Personal friends are very special people in our lives. They are the ones we like, love, know and trust. They are the ones who know us best. They are the first people we think about when we make plans. They are the first people we go to when we need someone to talk to. We will phone them up just to talk about nothing, or the most important things in our life. When we are sad they will try their hardest to cheer us up. They give the best hugs in the world! They are the shoulder to cry on, because we know that they truly care about us. They are the ones who know our deepest fears, and insecurities. They support, sympathize and love us on our journey to becoming. These relationships are personal and close to our heart.

Professional friends are those we offer intimate services for a fee.  A Professional friend connects with the client in a deeply personal way.  A Professional Friend can be a counselor, therapist, consultant, coach, healer, etc.

In every healthy relationship there is a give and take.  In a professional situation, a Professional friend gives up focus on themselves to focus their attention on the other, their wants, needs, and desires in return for a fee. The form of payment with a Professional friend is usually money.  With a personal friend, we help them with their problems and in return they help us with ours.

Those of us in the healing and teaching fields chose this profession because it is a calling to serve humanity through these modalities. In our profession we draw from many years of personal and professional experiences. We do this services because we love life and deeply want to help.

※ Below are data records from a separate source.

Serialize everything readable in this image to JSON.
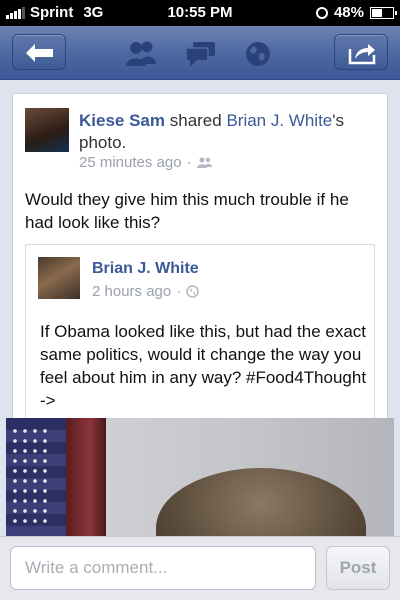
{
  "status_bar": {
    "carrier": "Sprint",
    "network": "3G",
    "time": "10:55 PM",
    "battery": "48%",
    "battery_level": 0.48
  },
  "nav": {
    "back_icon": "back-arrow-icon",
    "icons": [
      "friends-icon",
      "messages-icon",
      "globe-icon"
    ],
    "share_icon": "share-icon",
    "colors": {
      "bar": "#3b5998",
      "accent": "#6d84b4"
    }
  },
  "post": {
    "author": "Kiese Sam",
    "action": "shared",
    "shared_from": "Brian J. White",
    "possessive": "'s",
    "object": "photo.",
    "time": "25 minutes ago",
    "dot": "·",
    "audience_icon": "friends-audience-icon",
    "text": "Would they give him this much trouble if he had look like this?"
  },
  "shared_post": {
    "author": "Brian J. White",
    "time": "2 hours ago",
    "dot": "·",
    "audience_icon": "globe-audience-icon",
    "text": "If Obama looked like this, but had the exact same politics, would it change the way you feel about him in any way? #Food4Thought ->"
  },
  "comment": {
    "placeholder": "Write a comment...",
    "post_label": "Post"
  }
}
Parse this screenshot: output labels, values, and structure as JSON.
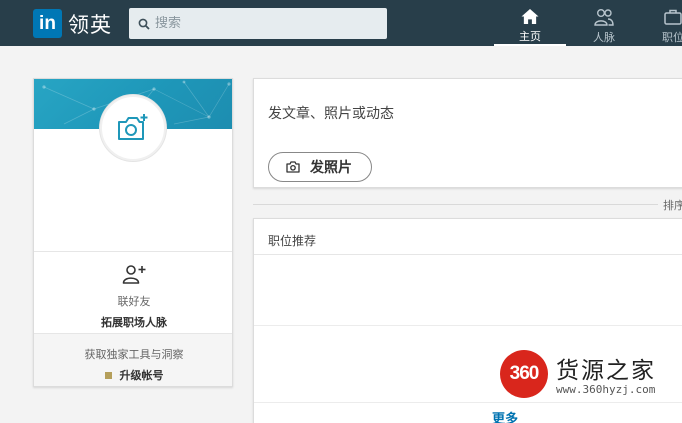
{
  "header": {
    "logo_mark": "in",
    "logo_text": "领英",
    "search_placeholder": "搜索",
    "nav": [
      {
        "label": "主页",
        "icon": "home-icon",
        "active": true
      },
      {
        "label": "人脉",
        "icon": "people-icon",
        "active": false
      },
      {
        "label": "职位",
        "icon": "briefcase-icon",
        "active": false
      }
    ]
  },
  "profile": {
    "avatar_icon": "add-photo-icon",
    "connect_icon": "add-person-icon",
    "connect_label": "联好友",
    "connect_action": "拓展职场人脉",
    "upgrade_hint": "获取独家工具与洞察",
    "upgrade_link": "升级帐号"
  },
  "share": {
    "prompt": "发文章、照片或动态",
    "photo_button": "发照片"
  },
  "feed": {
    "sort_label": "排序",
    "jobs_title": "职位推荐",
    "more_link": "更多"
  },
  "watermark": {
    "badge": "360",
    "name": "货源之家",
    "url": "www.360hyzj.com"
  },
  "colors": {
    "nav_bg": "#283e4a",
    "brand_blue": "#0077b5",
    "banner_teal": "#1e97b9",
    "link_blue": "#0073b1",
    "watermark_red": "#d9261c",
    "premium_gold": "#b59f5b"
  }
}
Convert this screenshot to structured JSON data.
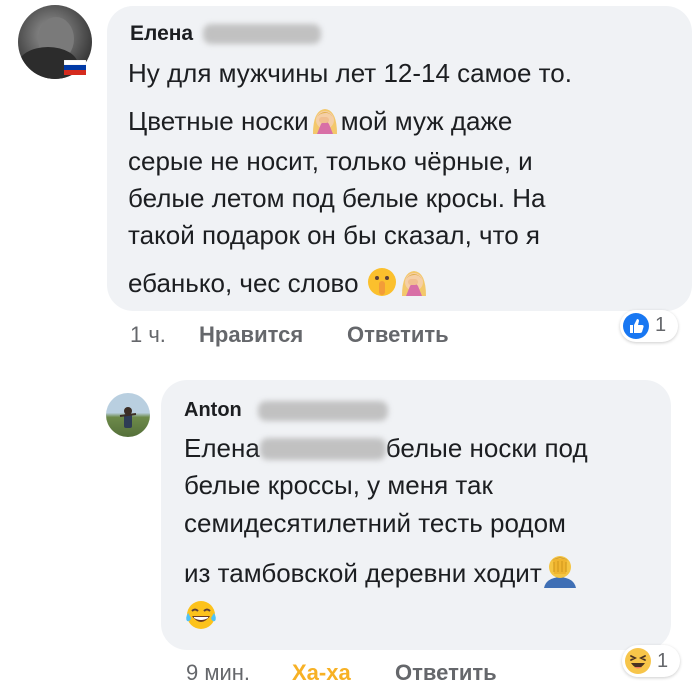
{
  "comment1": {
    "author": "Елена",
    "lines": [
      "Ну для мужчины лет 12-14 самое то.",
      "Цветные носки",
      "мой муж даже",
      "серые не носит, только чёрные, и",
      "белые летом под белые кросы. На",
      "такой подарок он бы сказал, что я",
      "ебанько, чес слово"
    ],
    "time": "1 ч.",
    "like": "Нравится",
    "reply": "Ответить",
    "reaction_count": "1",
    "flag_colors": [
      "#ffffff",
      "#0039a6",
      "#d52b1e"
    ]
  },
  "comment2": {
    "author": "Anton",
    "lines": [
      "Елена",
      "белые носки под",
      "белые кроссы, у меня так",
      "семидесятилетний тесть родом",
      "из тамбовской деревни ходит"
    ],
    "time": "9 мин.",
    "haha": "Ха-ха",
    "reply": "Ответить",
    "reaction_count": "1"
  },
  "colors": {
    "bubble": "#f0f2f5",
    "text": "#1c1e21",
    "meta": "#65676b",
    "haha": "#f7b125",
    "like_blue": "#1877f2"
  },
  "icons": [
    "facepalm-woman-icon",
    "shushing-face-icon",
    "facepalm-man-icon",
    "tears-of-joy-icon",
    "like-reaction-icon",
    "haha-reaction-icon"
  ]
}
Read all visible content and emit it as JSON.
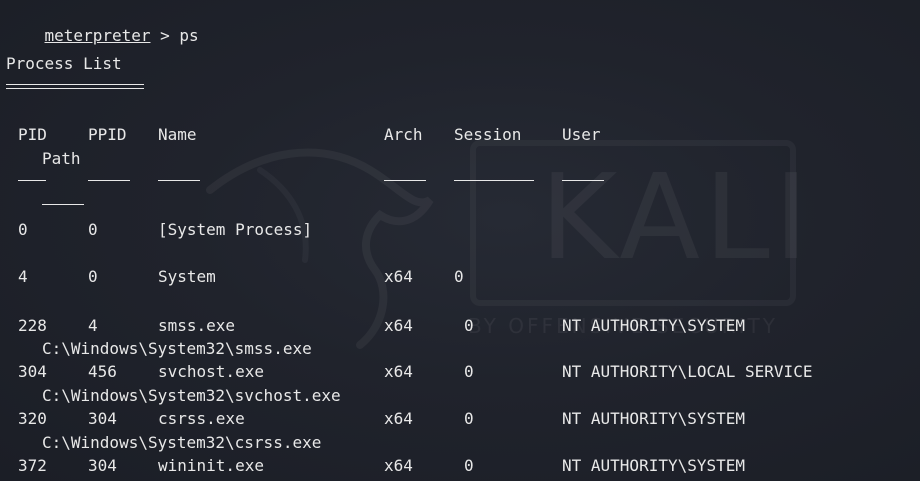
{
  "prompt": {
    "prefix": "meterpreter",
    "separator": " > ",
    "command": "ps"
  },
  "section_title": "Process List",
  "columns": {
    "pid": "PID",
    "ppid": "PPID",
    "name": "Name",
    "arch": "Arch",
    "session": "Session",
    "user": "User",
    "path": "Path"
  },
  "rows": [
    {
      "pid": "0",
      "ppid": "0",
      "name": "[System Process]",
      "arch": "",
      "session": "",
      "user": "",
      "path": ""
    },
    {
      "pid": "4",
      "ppid": "0",
      "name": "System",
      "arch": "x64",
      "session": "0",
      "user": "",
      "path": ""
    },
    {
      "pid": "228",
      "ppid": "4",
      "name": "smss.exe",
      "arch": "x64",
      "session": "0",
      "user": "NT AUTHORITY\\SYSTEM",
      "path": "C:\\Windows\\System32\\smss.exe"
    },
    {
      "pid": "304",
      "ppid": "456",
      "name": "svchost.exe",
      "arch": "x64",
      "session": "0",
      "user": "NT AUTHORITY\\LOCAL SERVICE",
      "path": "C:\\Windows\\System32\\svchost.exe"
    },
    {
      "pid": "320",
      "ppid": "304",
      "name": "csrss.exe",
      "arch": "x64",
      "session": "0",
      "user": "NT AUTHORITY\\SYSTEM",
      "path": "C:\\Windows\\System32\\csrss.exe"
    },
    {
      "pid": "372",
      "ppid": "304",
      "name": "wininit.exe",
      "arch": "x64",
      "session": "0",
      "user": "NT AUTHORITY\\SYSTEM",
      "path": ""
    }
  ],
  "wallpaper": {
    "logo_text": "KALI",
    "tagline": "BY OFFENSIVE SECURITY"
  },
  "colors": {
    "background": "#20232c",
    "text": "#e8e8e8"
  }
}
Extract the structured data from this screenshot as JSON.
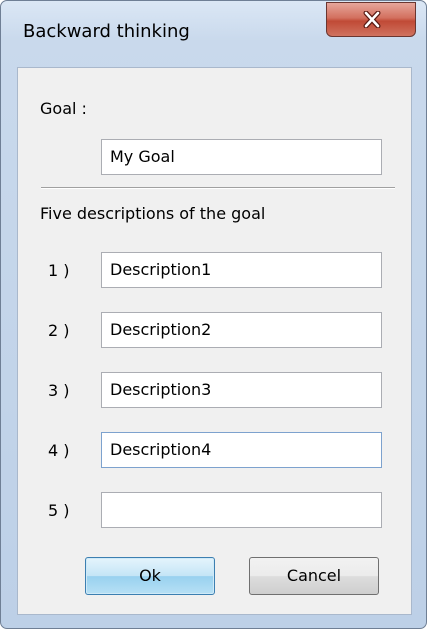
{
  "window": {
    "title": "Backward thinking",
    "close_icon": "close-icon"
  },
  "goal": {
    "label": "Goal :",
    "value": "My Goal"
  },
  "descriptions": {
    "heading": "Five descriptions of the goal",
    "items": [
      {
        "number": "1 )",
        "value": "Description1"
      },
      {
        "number": "2 )",
        "value": "Description2"
      },
      {
        "number": "3 )",
        "value": "Description3"
      },
      {
        "number": "4 )",
        "value": "Description4"
      },
      {
        "number": "5 )",
        "value": ""
      }
    ]
  },
  "buttons": {
    "ok_label": "Ok",
    "cancel_label": "Cancel"
  }
}
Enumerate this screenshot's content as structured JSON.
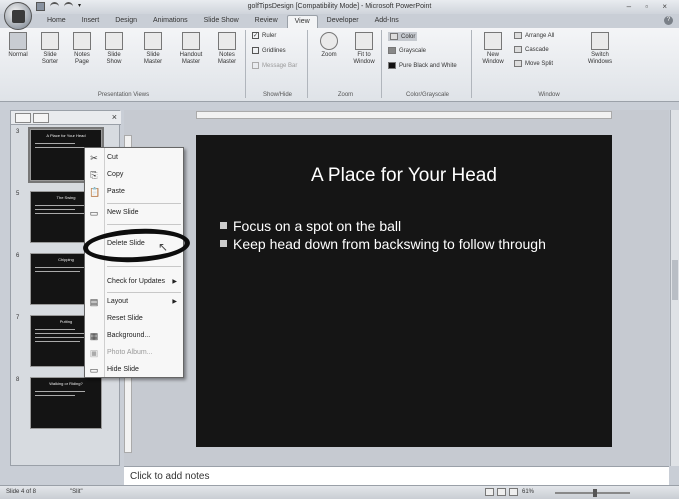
{
  "title_bar": {
    "title": "golfTipsDesign [Compatibility Mode] - Microsoft PowerPoint",
    "controls": "–  ▫  ×"
  },
  "tabs": [
    {
      "label": "Home"
    },
    {
      "label": "Insert"
    },
    {
      "label": "Design"
    },
    {
      "label": "Animations"
    },
    {
      "label": "Slide Show"
    },
    {
      "label": "Review"
    },
    {
      "label": "View"
    },
    {
      "label": "Developer"
    },
    {
      "label": "Add-Ins"
    }
  ],
  "active_tab": "View",
  "ribbon": {
    "presentation_views": {
      "label": "Presentation Views",
      "buttons": [
        {
          "label": "Normal"
        },
        {
          "label": "Slide Sorter"
        },
        {
          "label": "Notes Page"
        },
        {
          "label": "Slide Show"
        },
        {
          "label": "Slide Master"
        },
        {
          "label": "Handout Master"
        },
        {
          "label": "Notes Master"
        }
      ]
    },
    "show_hide": {
      "label": "Show/Hide",
      "ruler": "Ruler",
      "gridlines": "Gridlines",
      "message_bar": "Message Bar"
    },
    "zoom": {
      "label": "Zoom",
      "zoom_btn": "Zoom",
      "fit_btn": "Fit to Window"
    },
    "color_grayscale": {
      "label": "Color/Grayscale",
      "color": "Color",
      "grayscale": "Grayscale",
      "pure_bw": "Pure Black and White"
    },
    "window": {
      "label": "Window",
      "new_window": "New Window",
      "arrange_all": "Arrange All",
      "cascade": "Cascade",
      "move_split": "Move Split",
      "switch_windows": "Switch Windows"
    }
  },
  "slide_pane": {
    "thumbnails": [
      {
        "num": "3",
        "title": "A Place for Your Head"
      },
      {
        "num": "5",
        "title": "The Swing"
      },
      {
        "num": "6",
        "title": "Chipping"
      },
      {
        "num": "7",
        "title": "Putting"
      },
      {
        "num": "8",
        "title": "Walking or Riding?"
      }
    ]
  },
  "context_menu": {
    "items": [
      {
        "icon": "✂",
        "label": "Cut"
      },
      {
        "icon": "⎘",
        "label": "Copy"
      },
      {
        "icon": "📋",
        "label": "Paste"
      },
      {
        "icon": "▭",
        "label": "New Slide"
      },
      {
        "icon": "",
        "label": "Delete Slide"
      },
      {
        "icon": "",
        "label": "Check for Updates"
      },
      {
        "icon": "▤",
        "label": "Layout"
      },
      {
        "icon": "",
        "label": "Reset Slide"
      },
      {
        "icon": "▦",
        "label": "Background..."
      },
      {
        "icon": "▣",
        "label": "Photo Album..."
      },
      {
        "icon": "▭",
        "label": "Hide Slide"
      }
    ]
  },
  "slide": {
    "title": "A Place for Your Head",
    "bullets": [
      "Focus on a spot on the ball",
      "Keep head down from backswing to follow through"
    ]
  },
  "notes": {
    "placeholder": "Click to add notes"
  },
  "status_bar": {
    "slide_info": "Slide 4 of 8",
    "theme": "\"Slit\"",
    "zoom": "61%"
  }
}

Those we serve allow us into their private world, they trust us and feel safe with us. They value our genuine caring, our contribution to life, and they feel good in our presence. They sense a bond and friendship that has developed between us. This is healthy, and helps to facilitate healing.

However, after awhile many clients want to know the professional on a personal basis. They want to hang out with them, they want a personal friendship. While the professional genuinely cares about your well-being and growth, they get paid to focus on you.  If you paid them and they focused on their needs, wants, and desires you probably wouldn’t want to pay them because the relationship would feel out of balanced. 

It is my belief that to cross or blur those boundaries  between personal and professional friendships does not serve either parties in the long run.